Typically used to save space, non-lossy data compression can save time and energy during communication if the cost to compress and send data is less than the cost of sending uncompressed data. However, compression can degrade efficiency if it compresses insufficiently or delays the operation significantly, which can depend on many factors. Because predicting the best strategy is risky and difficult, compression (if available) is typically manually controlled, resulting in missed opportunities and avoidable losses.
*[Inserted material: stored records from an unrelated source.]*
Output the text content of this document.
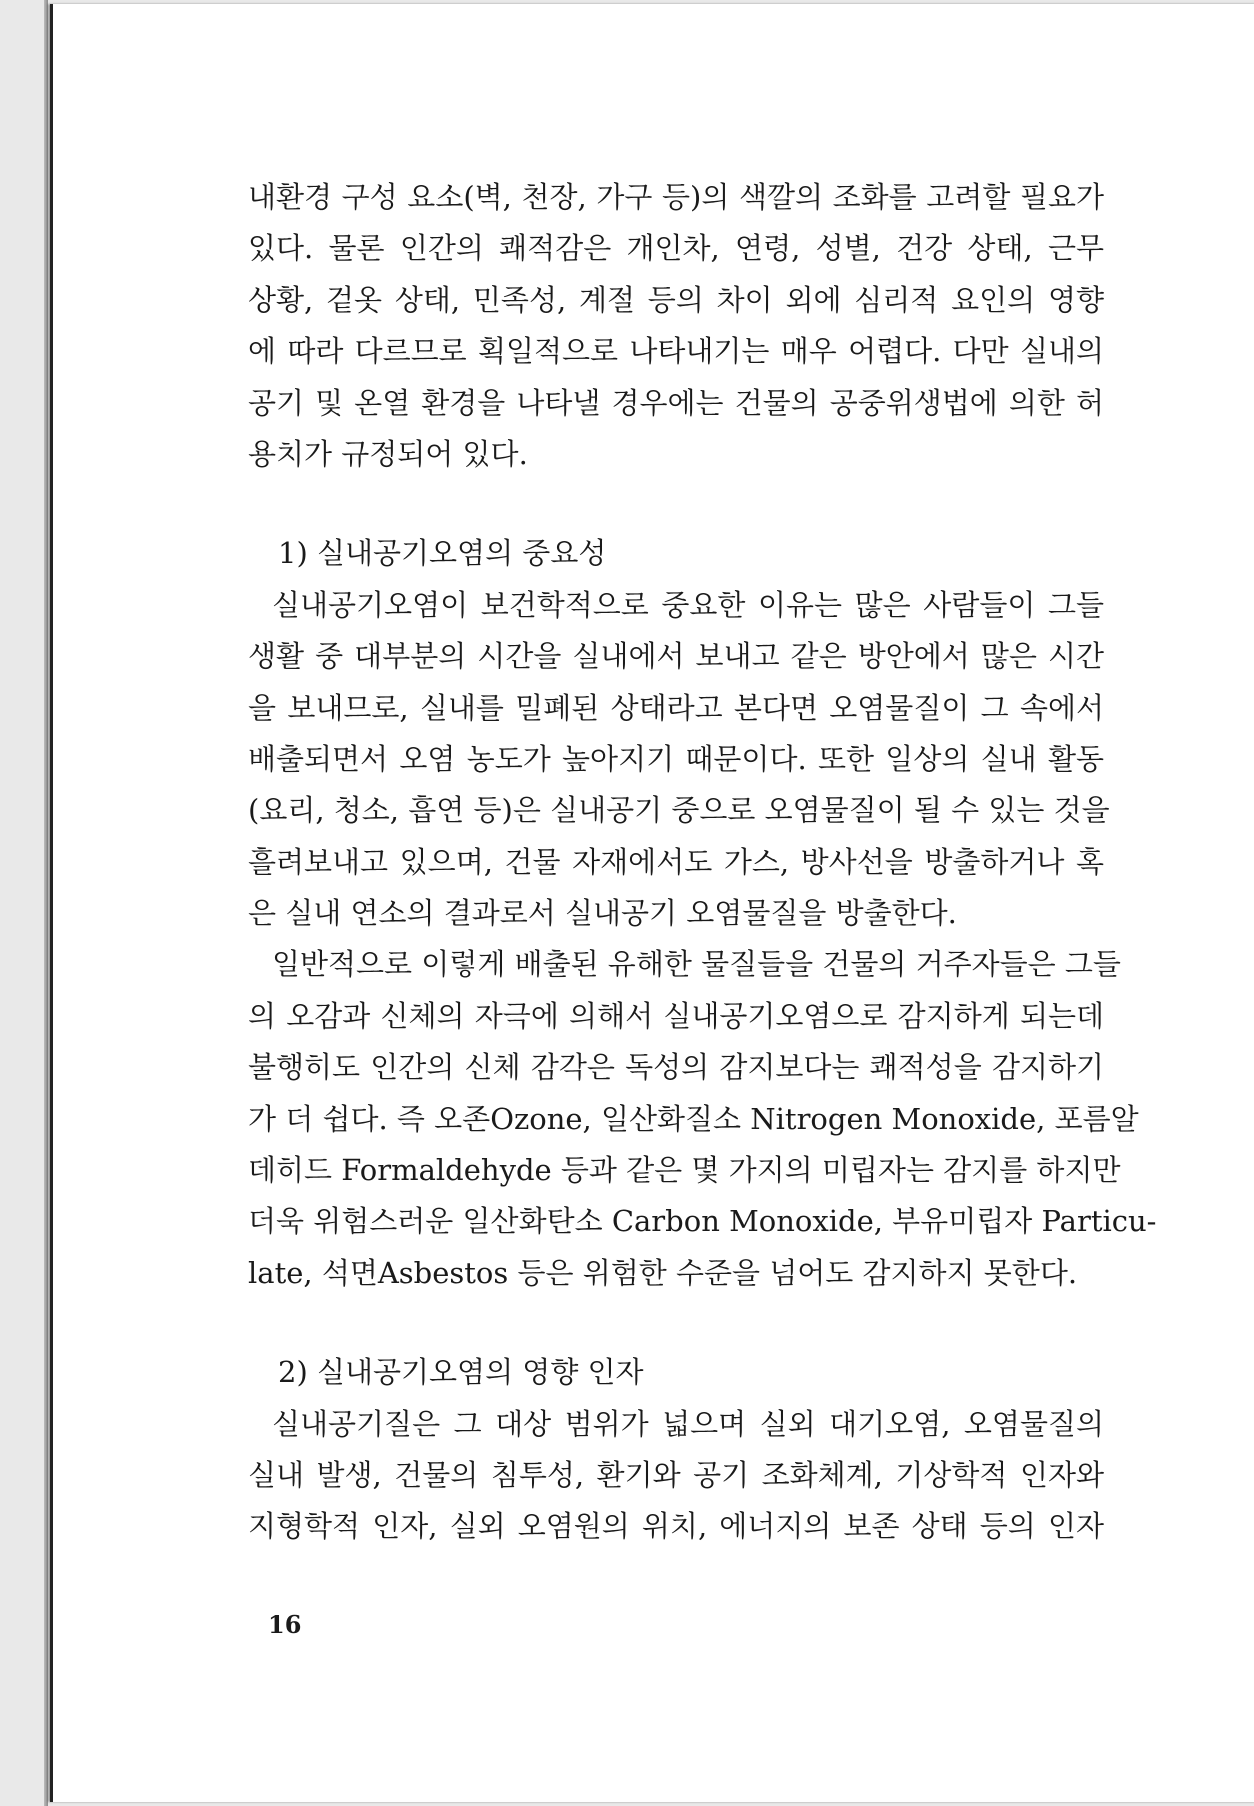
내환경 구성 요소(벽, 천장, 가구 등)의 색깔의 조화를 고려할 필요가
있다. 물론 인간의 쾌적감은 개인차, 연령, 성별, 건강 상태, 근무
상황, 겉옷 상태, 민족성, 계절 등의 차이 외에 심리적 요인의 영향
에 따라 다르므로 획일적으로 나타내기는 매우 어렵다. 다만 실내의
공기 및 온열 환경을 나타낼 경우에는 건물의 공중위생법에 의한 허
용치가 규정되어 있다.
1) 실내공기오염의 중요성
실내공기오염이 보건학적으로 중요한 이유는 많은 사람들이 그들
생활 중 대부분의 시간을 실내에서 보내고 같은 방안에서 많은 시간
을 보내므로, 실내를 밀폐된 상태라고 본다면 오염물질이 그 속에서
배출되면서 오염 농도가 높아지기 때문이다. 또한 일상의 실내 활동
(요리, 청소, 흡연 등)은 실내공기 중으로 오염물질이 될 수 있는 것을
흘려보내고 있으며, 건물 자재에서도 가스, 방사선을 방출하거나 혹
은 실내 연소의 결과로서 실내공기 오염물질을 방출한다.
일반적으로 이렇게 배출된 유해한 물질들을 건물의 거주자들은 그들
의 오감과 신체의 자극에 의해서 실내공기오염으로 감지하게 되는데
불행히도 인간의 신체 감각은 독성의 감지보다는 쾌적성을 감지하기
가 더 쉽다. 즉 오존Ozone, 일산화질소 Nitrogen Monoxide, 포름알
데히드 Formaldehyde 등과 같은 몇 가지의 미립자는 감지를 하지만
더욱 위험스러운 일산화탄소 Carbon Monoxide, 부유미립자 Particu-
late, 석면Asbestos 등은 위험한 수준을 넘어도 감지하지 못한다.
2) 실내공기오염의 영향 인자
실내공기질은 그 대상 범위가 넓으며 실외 대기오염, 오염물질의
실내 발생, 건물의 침투성, 환기와 공기 조화체계, 기상학적 인자와
지형학적 인자, 실외 오염원의 위치, 에너지의 보존 상태 등의 인자
16
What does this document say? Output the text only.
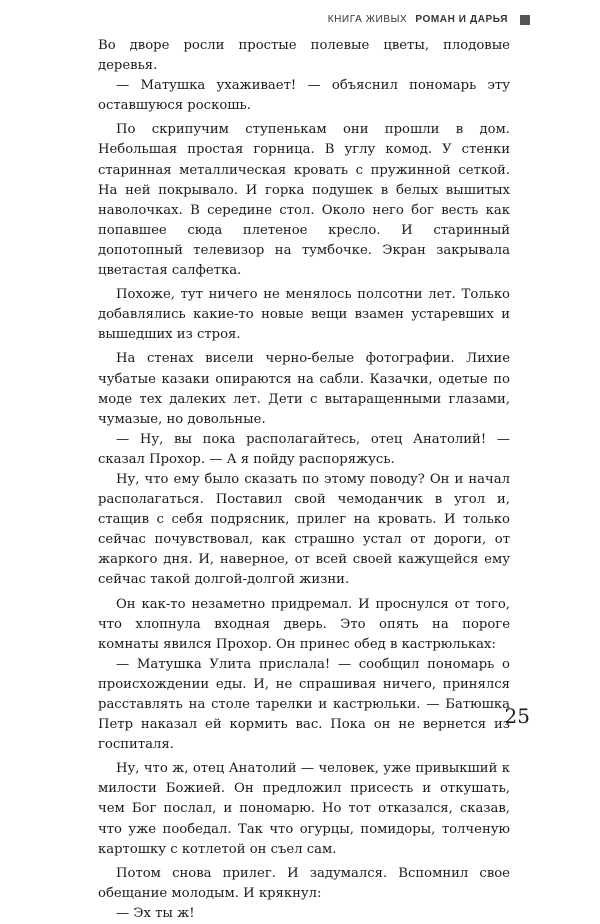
КНИГА ЖИВЫХ РОМАН И ДАРЬЯ

Во дворе росли простые полевые цветы, плодовые деревья.

— Матушка ухаживает! — объяснил пономарь эту оставшуюся роскошь.

По скрипучим ступенькам они прошли в дом. Небольшая простая горница. В углу комод. У стенки старинная металлическая кровать с пружинной сеткой. На ней покрывало. И горка подушек в белых вышитых наволочках. В середине стол. Около него бог весть как попавшее сюда плетеное кресло. И старинный допотопный телевизор на тумбочке. Экран закрывала цветастая салфетка.

Похоже, тут ничего не менялось полсотни лет. Только добавлялись какие-то новые вещи взамен устаревших и вышедших из строя.

На стенах висели черно-белые фотографии. Лихие чубатые казаки опираются на сабли. Казачки, одетые по моде тех далеких лет. Дети с вытаращенными глазами, чумазые, но довольные.

— Ну, вы пока располагайтесь, отец Анатолий! — сказал Прохор. — А я пойду распоряжусь.

Ну, что ему было сказать по этому поводу? Он и начал располагаться. Поставил свой чемоданчик в угол и, стащив с себя подрясник, прилег на кровать. И только сейчас почувствовал, как страшно устал от дороги, от жаркого дня. И, наверное, от всей своей кажущейся ему сейчас такой долгой-долгой жизни.

Он как-то незаметно придремал. И проснулся от того, что хлопнула входная дверь. Это опять на пороге комнаты явился Прохор. Он принес обед в кастрюльках:

— Матушка Улита прислала! — сообщил пономарь о происхождении еды. И, не спрашивая ничего, принялся расставлять на столе тарелки и кастрюльки. — Батюшка Петр наказал ей кормить вас. Пока он не вернется из госпиталя.

Ну, что ж, отец Анатолий — человек, уже привыкший к милости Божией. Он предложил присесть и откушать, чем Бог послал, и пономарю. Но тот отказался, сказав, что уже пообедал. Так что огурцы, помидоры, толченую картошку с котлетой он съел сам.

Потом снова прилег. И задумался. Вспомнил свое обещание молодым. И крякнул:

— Эх ты ж!

25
This dissertation describes Datacomp, a general-purpose Adaptive Compression (AC) framework that improves efficiency in terms of time, space and energy for real-world workloads on real-world systems like laptops and smartphones. Prior systems are limited in important ways or rely on external hosts for prediction and compression, reducing their effectiveness or imposing unnecessary dependencies. In contrast, Datacomp is a Local Adaptive Compression system capable of choosing between numerous compressors using system monitors, a novel compressibility estimation technique and a history mechanism. Datacomp wraps system calls with AC capabilities, enabling applications to benefit with little modification. I also built Comptool, an off-line "AC oracle" for investigation and validation. Comptool, which includes LEAP energy-measurement capabilities, identifies the best-case compression strategy for a given scenario, highlighting critical factors for AC and providing a valuable standard against which to compare systems such as Datacomp.
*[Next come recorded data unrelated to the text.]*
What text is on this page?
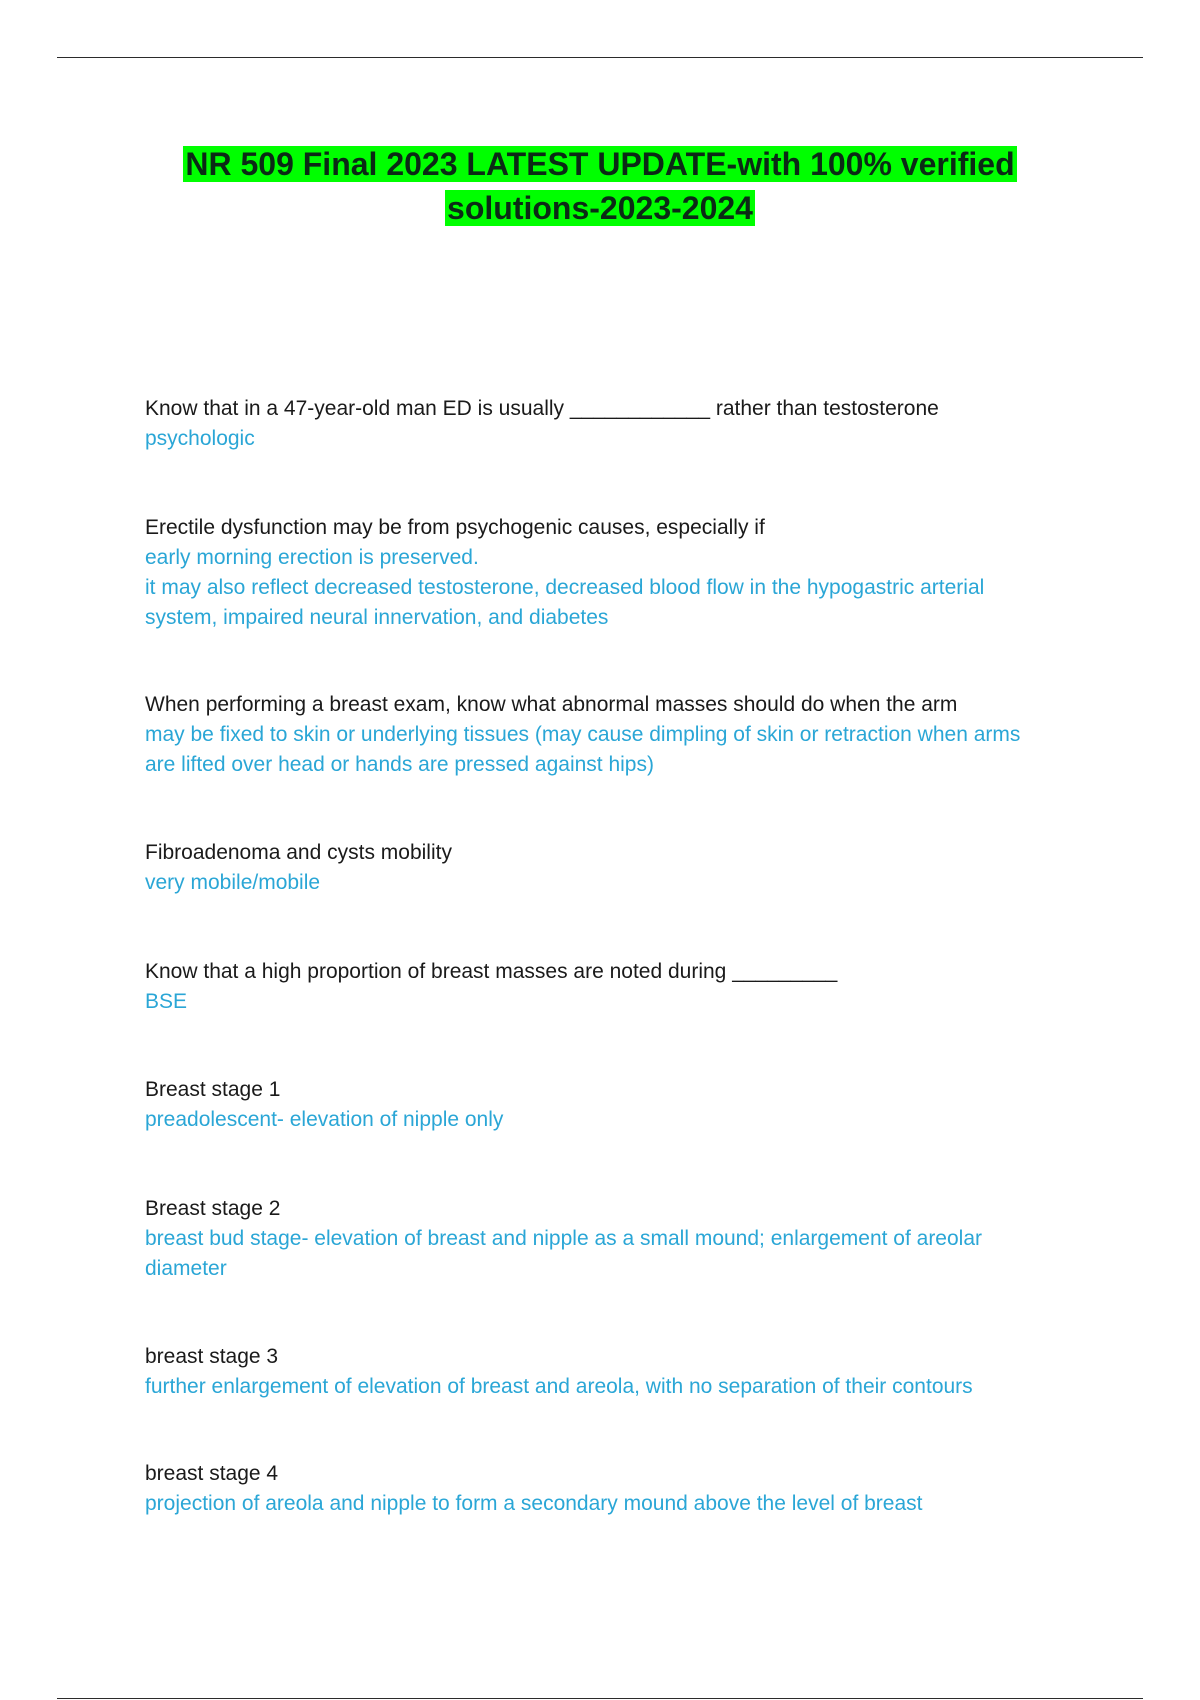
NR 509 Final 2023 LATEST UPDATE-with 100% verified
solutions-2023-2024

Know that in a 47-year-old man ED is usually ____________ rather than testosterone

psychologic

Erectile dysfunction may be from psychogenic causes, especially if

early morning erection is preserved.

it may also reflect decreased testosterone, decreased blood flow in the hypogastric arterial system, impaired neural innervation, and diabetes

When performing a breast exam, know what abnormal masses should do when the arm

may be fixed to skin or underlying tissues (may cause dimpling of skin or retraction when arms are lifted over head or hands are pressed against hips)

Fibroadenoma and cysts mobility

very mobile/mobile

Know that a high proportion of breast masses are noted during _________

BSE

Breast stage 1

preadolescent- elevation of nipple only

Breast stage 2

breast bud stage- elevation of breast and nipple as a small mound; enlargement of areolar diameter

breast stage 3

further enlargement of elevation of breast and areola, with no separation of their contours

breast stage 4

projection of areola and nipple to form a secondary mound above the level of breast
I evaluated two Datacomp-enabled utilities: drcp, a throughput-sensitive remote copy tool and dzip, an AC-enabled compression utility. I collected hundreds of megabytes of nine common but distinct classes of data to serve as workloads, including web traces, binaries, email and collections of personal data from volunteers. Experiments were performed using both Comptool and Datacomp while varying the data type, bandwidth, CPU load, frequency, and more. Up to and including 100Mbit/s, Datacomp consistently came within 1-3% of the best strategy identified by Comptool, improving throughput for realistic types by up to 74% over no compression, and up to 45% over zlib compression. Comptool generated strategies that could improve efficiency at gigabit speeds (over no compression) by up to 28% for Wikipedia data and 14% for Facebook data.